Research by Barclays reveals that an estimated 70,000 UK farmers are predicted to invest in renewable energy schemes in the hope that they can generate not just electricity but an income of around £25,000 a year.
Barclays questioned 300 dairy farmers in the UK during August and as a result estimated that 70,000 farmers would invest in sources of renewable energy with the hope that their investment will generate an income of around £25,000 a year.
The results of the survey have been published to come out at the same time as a £100 million renewable energy fund is being launched. This £100m scheme is designed to help fund renewable energy schemes and help them to become reality.
Speaking from accountants, Saffery Champness, Shirley Mathieson said “The loan fund can be accessed for solar, hydro and wind projects throughout the UK and for many landowners and farmers an investment in generating renewable energy now makes good business sense”.

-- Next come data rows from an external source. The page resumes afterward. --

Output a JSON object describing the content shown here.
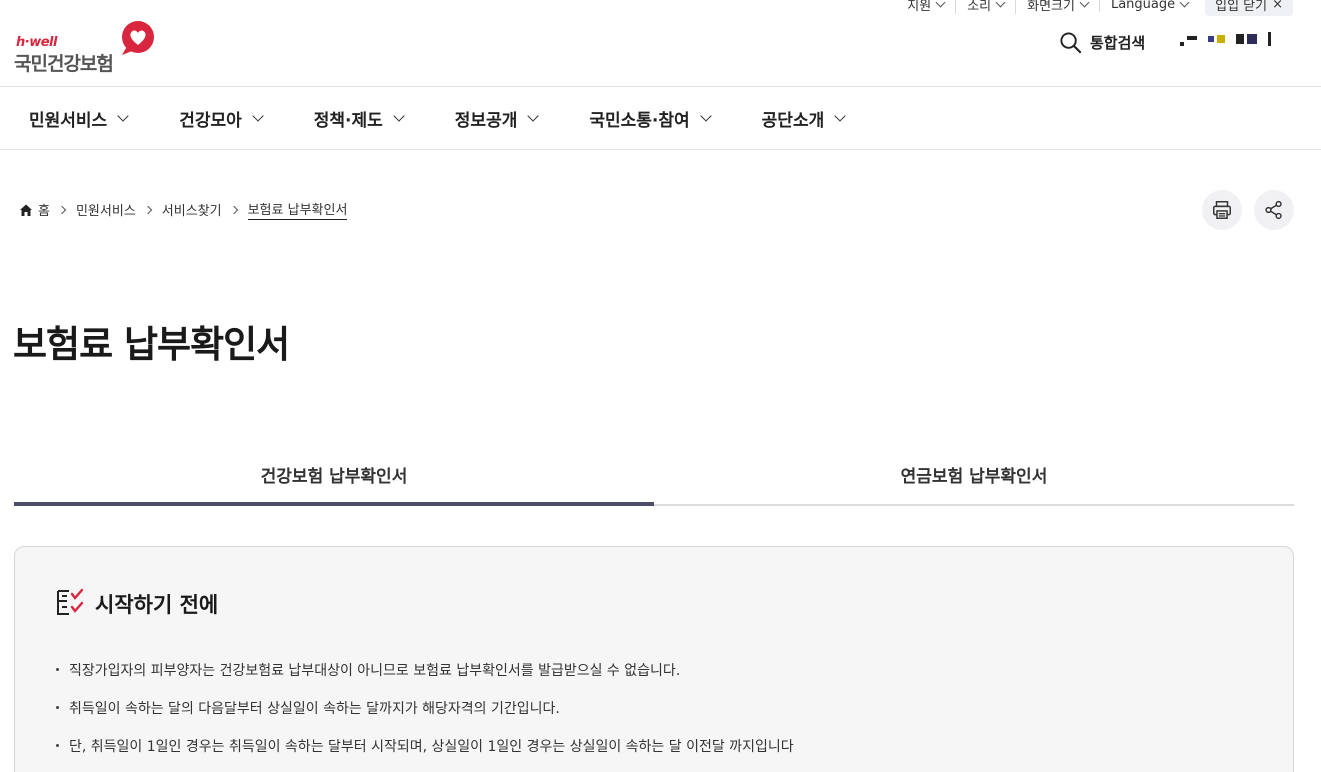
{
  "utility": {
    "items": [
      "지원",
      "소리",
      "화면크기",
      "Language"
    ],
    "close_label": "입입 닫기"
  },
  "brand": {
    "logo_en": "h·well",
    "logo_ko": "국민건강보험",
    "accent_color": "#d7263d"
  },
  "header": {
    "search_label": "통합검색"
  },
  "gnb": {
    "items": [
      "민원서비스",
      "건강모아",
      "정책·제도",
      "정보공개",
      "국민소통·참여",
      "공단소개"
    ]
  },
  "breadcrumb": {
    "items": [
      "홈",
      "민원서비스",
      "서비스찾기",
      "보험료 납부확인서"
    ]
  },
  "page": {
    "title": "보험료 납부확인서"
  },
  "tabs": [
    {
      "label": "건강보험 납부확인서",
      "active": true
    },
    {
      "label": "연금보험 납부확인서",
      "active": false
    }
  ],
  "notice": {
    "heading": "시작하기 전에",
    "items": [
      "직장가입자의 피부양자는 건강보험료 납부대상이 아니므로 보험료 납부확인서를 발급받으실 수 없습니다.",
      "취득일이 속하는 달의 다음달부터 상실일이 속하는 달까지가 해당자격의 기간입니다.",
      "단, 취득일이 1일인 경우는 취득일이 속하는 달부터 시작되며, 상실일이 1일인 경우는 상실일이 속하는 달 이전달 까지입니다"
    ]
  }
}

She added “The majority of those investing in renewables expect a pay-back period of 10 years or less, after which they will have many years of lower energy costs, generation tariff and income through selling energy back to the grid. Renewable energy production offers landowners and farmers an opportunity to expand their businesses and add to their traditional role of producing food and managing the countryside”.
At a time when business electricity prices are rising investing in sources of renewable energy generation could not only help to increase a farmer’s annual income but could also help to reduce business energy costs.
However, there’s still some uncertainty regarding Feed-In Tariffs and the rates offered in the future. Some commercial schemes are already under threat after the Department of Energy & Climate Change (DECC) announced cuts in FiTs of between 40% and 70% for solar installations.
Shirley Mathieson therefore added that “further investment may depend on the outcome” of the DECC’s announcement on FiT’s.
A further stumbling block for renewable energy projects is planning permission and the length of time it can take to get approval. If planning permission takes a while then costs are likely to increase and it may then not prove economical to go ahead with the installation.